The CT scan is essentially a series of X-rays images of the body that radiolgists use to look inside of the body. A contrasting agent (a salt of iodine) is injected duing the scan to help enchance the certain features of the anatomy. The scan consists of a series virtiual X-Ray slices through the body. The different organs, arteries, veins, lymph nodes and tumors have a distinct appearance that a radiologist uses to assess how the cancer has progressed compared to a previous scan.
In addition to this scan, a PET scan is done to map out the areas where active cancer cells are located. This is accomplished by injecting a solution of glucose (sugar) that is tagged with a radioactive isotope. In this case it is Fluorine-18, a radioactive isotope that emits protons,which are detected by a special sensor that circles the body duing the scan. The images show light areas in different area of the body where the cancer cells are located. By comparing the PET scan images with those of the CT scan the radiologist can accurately determine if there are any tumors and which organs or areas are affected by the cancer.
The image posted above is my actual PET scan taken before the chemotherapy was started. Based on my reading of the radiology reports, I have identified with red dots the sites where cancerous activity occurs.

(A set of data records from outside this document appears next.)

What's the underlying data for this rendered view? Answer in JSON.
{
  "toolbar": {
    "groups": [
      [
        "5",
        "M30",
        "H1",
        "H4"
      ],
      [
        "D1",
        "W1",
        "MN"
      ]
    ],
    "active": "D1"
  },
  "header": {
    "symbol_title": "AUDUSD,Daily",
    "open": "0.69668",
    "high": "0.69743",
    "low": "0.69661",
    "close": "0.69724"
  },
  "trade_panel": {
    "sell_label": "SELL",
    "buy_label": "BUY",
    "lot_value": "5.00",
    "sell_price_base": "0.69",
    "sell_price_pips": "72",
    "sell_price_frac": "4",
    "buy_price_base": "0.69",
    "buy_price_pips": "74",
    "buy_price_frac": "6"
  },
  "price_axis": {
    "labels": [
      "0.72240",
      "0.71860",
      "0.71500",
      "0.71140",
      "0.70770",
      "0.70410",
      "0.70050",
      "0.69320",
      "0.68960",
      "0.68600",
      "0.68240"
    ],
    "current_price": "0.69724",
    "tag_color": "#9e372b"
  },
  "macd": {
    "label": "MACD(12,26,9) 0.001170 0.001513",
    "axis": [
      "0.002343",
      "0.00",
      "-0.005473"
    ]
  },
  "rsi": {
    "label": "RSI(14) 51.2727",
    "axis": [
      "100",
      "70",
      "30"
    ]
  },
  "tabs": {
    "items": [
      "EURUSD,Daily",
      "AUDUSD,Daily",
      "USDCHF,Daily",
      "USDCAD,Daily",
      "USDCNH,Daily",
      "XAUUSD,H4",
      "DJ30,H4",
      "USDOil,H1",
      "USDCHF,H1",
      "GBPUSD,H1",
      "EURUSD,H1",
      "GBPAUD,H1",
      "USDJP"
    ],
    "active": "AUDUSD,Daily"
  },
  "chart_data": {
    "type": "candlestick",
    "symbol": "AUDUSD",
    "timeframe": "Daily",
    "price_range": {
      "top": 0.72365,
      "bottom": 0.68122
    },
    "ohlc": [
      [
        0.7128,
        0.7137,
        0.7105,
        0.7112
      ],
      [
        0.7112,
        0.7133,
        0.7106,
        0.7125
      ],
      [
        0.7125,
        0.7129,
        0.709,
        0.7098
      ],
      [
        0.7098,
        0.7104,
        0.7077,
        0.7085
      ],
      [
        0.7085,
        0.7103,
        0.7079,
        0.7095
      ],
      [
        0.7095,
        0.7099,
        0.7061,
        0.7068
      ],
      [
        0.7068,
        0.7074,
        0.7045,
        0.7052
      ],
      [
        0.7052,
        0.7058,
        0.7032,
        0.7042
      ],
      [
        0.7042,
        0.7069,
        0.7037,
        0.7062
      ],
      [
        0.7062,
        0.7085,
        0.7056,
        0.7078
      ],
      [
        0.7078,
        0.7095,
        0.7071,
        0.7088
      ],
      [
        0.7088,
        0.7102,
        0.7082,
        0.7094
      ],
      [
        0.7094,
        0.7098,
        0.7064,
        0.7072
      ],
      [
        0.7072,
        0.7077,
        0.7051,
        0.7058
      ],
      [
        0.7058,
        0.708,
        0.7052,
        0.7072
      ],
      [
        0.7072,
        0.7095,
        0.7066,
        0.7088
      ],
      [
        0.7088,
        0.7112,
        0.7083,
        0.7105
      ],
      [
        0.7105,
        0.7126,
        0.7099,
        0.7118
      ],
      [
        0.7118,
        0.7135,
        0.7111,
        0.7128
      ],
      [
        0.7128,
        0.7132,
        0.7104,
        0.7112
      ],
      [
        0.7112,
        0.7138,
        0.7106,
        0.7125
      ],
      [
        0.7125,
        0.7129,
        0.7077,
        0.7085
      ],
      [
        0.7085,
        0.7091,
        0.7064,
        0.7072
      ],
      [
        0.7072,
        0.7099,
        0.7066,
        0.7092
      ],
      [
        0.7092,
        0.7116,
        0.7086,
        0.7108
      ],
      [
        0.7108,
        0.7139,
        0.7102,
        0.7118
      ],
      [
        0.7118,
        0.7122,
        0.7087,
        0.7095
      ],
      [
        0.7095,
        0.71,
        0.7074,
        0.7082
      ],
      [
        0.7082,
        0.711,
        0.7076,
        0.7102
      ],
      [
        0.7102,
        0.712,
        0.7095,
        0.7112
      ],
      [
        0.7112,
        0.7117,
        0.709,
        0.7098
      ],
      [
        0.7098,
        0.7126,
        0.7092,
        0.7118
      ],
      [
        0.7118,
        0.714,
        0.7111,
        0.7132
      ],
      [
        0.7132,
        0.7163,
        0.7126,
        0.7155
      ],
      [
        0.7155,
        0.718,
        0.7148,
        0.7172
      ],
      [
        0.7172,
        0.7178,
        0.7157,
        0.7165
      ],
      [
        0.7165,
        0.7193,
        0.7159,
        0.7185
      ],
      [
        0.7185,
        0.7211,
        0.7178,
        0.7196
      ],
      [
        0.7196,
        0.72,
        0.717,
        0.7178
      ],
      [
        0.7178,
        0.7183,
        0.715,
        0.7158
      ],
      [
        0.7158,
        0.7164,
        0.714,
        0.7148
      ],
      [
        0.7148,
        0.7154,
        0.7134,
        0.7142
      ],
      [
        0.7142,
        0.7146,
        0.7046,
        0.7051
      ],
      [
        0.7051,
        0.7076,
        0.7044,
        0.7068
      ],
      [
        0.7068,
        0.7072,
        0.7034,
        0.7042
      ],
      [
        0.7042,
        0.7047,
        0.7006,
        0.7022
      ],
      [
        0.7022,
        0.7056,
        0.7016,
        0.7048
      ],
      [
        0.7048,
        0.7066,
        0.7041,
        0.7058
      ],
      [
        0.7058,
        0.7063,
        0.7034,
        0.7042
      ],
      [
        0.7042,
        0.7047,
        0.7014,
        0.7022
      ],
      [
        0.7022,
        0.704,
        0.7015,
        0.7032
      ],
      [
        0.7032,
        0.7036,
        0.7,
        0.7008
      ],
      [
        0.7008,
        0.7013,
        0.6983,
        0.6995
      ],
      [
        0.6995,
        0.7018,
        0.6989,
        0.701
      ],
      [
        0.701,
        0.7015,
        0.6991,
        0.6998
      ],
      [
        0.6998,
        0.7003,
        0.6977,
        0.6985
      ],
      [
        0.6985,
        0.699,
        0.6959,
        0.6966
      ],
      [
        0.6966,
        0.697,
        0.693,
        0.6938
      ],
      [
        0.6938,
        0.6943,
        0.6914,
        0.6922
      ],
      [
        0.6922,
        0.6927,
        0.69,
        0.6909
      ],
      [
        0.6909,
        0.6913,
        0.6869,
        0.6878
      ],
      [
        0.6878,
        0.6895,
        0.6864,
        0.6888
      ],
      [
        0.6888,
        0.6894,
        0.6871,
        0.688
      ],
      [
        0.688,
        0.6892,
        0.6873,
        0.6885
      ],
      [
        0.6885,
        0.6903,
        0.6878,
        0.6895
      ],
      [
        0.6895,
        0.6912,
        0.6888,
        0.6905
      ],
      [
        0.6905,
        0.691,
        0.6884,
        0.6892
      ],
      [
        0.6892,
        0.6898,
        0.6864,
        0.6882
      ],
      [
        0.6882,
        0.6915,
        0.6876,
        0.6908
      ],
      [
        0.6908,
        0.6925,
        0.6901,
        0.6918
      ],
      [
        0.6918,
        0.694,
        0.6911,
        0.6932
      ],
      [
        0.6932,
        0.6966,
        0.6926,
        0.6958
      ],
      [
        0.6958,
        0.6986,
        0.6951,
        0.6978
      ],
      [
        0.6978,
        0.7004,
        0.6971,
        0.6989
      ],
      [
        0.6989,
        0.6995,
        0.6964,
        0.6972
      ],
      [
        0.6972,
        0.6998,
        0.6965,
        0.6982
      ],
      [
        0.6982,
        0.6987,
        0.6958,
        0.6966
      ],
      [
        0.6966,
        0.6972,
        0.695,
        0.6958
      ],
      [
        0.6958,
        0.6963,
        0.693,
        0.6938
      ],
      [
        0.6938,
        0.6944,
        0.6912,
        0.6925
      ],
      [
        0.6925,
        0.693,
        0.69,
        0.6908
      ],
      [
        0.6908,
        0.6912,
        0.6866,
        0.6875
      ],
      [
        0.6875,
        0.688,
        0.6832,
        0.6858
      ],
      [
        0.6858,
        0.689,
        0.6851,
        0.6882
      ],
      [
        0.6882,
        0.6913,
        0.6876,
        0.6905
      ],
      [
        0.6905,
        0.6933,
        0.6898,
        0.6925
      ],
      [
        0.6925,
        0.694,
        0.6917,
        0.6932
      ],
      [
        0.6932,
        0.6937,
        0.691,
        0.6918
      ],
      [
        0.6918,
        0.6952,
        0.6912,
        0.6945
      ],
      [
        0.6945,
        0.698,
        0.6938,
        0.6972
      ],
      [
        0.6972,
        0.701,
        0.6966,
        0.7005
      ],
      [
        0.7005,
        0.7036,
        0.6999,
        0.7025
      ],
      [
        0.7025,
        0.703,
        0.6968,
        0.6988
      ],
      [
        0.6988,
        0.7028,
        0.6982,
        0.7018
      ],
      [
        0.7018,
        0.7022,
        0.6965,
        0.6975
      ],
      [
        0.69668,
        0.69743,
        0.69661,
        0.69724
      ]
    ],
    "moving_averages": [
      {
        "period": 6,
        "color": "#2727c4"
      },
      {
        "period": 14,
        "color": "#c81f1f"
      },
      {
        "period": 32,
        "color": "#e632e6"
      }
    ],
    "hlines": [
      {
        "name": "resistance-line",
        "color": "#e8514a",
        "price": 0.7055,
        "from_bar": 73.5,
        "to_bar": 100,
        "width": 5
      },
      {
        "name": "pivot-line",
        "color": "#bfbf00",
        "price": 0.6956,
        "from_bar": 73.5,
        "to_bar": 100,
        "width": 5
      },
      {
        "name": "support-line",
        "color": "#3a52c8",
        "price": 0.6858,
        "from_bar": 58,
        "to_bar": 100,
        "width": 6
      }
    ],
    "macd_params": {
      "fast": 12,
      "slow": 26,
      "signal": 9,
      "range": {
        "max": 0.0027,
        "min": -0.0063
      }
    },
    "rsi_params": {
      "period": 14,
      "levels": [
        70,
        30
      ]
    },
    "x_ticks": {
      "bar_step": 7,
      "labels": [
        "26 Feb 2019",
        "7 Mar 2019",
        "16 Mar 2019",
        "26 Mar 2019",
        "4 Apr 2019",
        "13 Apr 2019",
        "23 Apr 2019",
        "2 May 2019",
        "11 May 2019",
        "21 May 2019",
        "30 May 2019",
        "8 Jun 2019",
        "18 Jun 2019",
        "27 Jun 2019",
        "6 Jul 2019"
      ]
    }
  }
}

After 6 cycles of chemotherapy, my CT scan confirmed that most of my enlarged lymph nodes (adenopathy) had significantly decreased in size, thereby indicating that I was responding well to the treatments. Some areas however did remained showed little change from the previous scan. I look forward to seeing the results of these latest scans.
I will get the complete results of the latest scans when I meet with my oncologist in early October.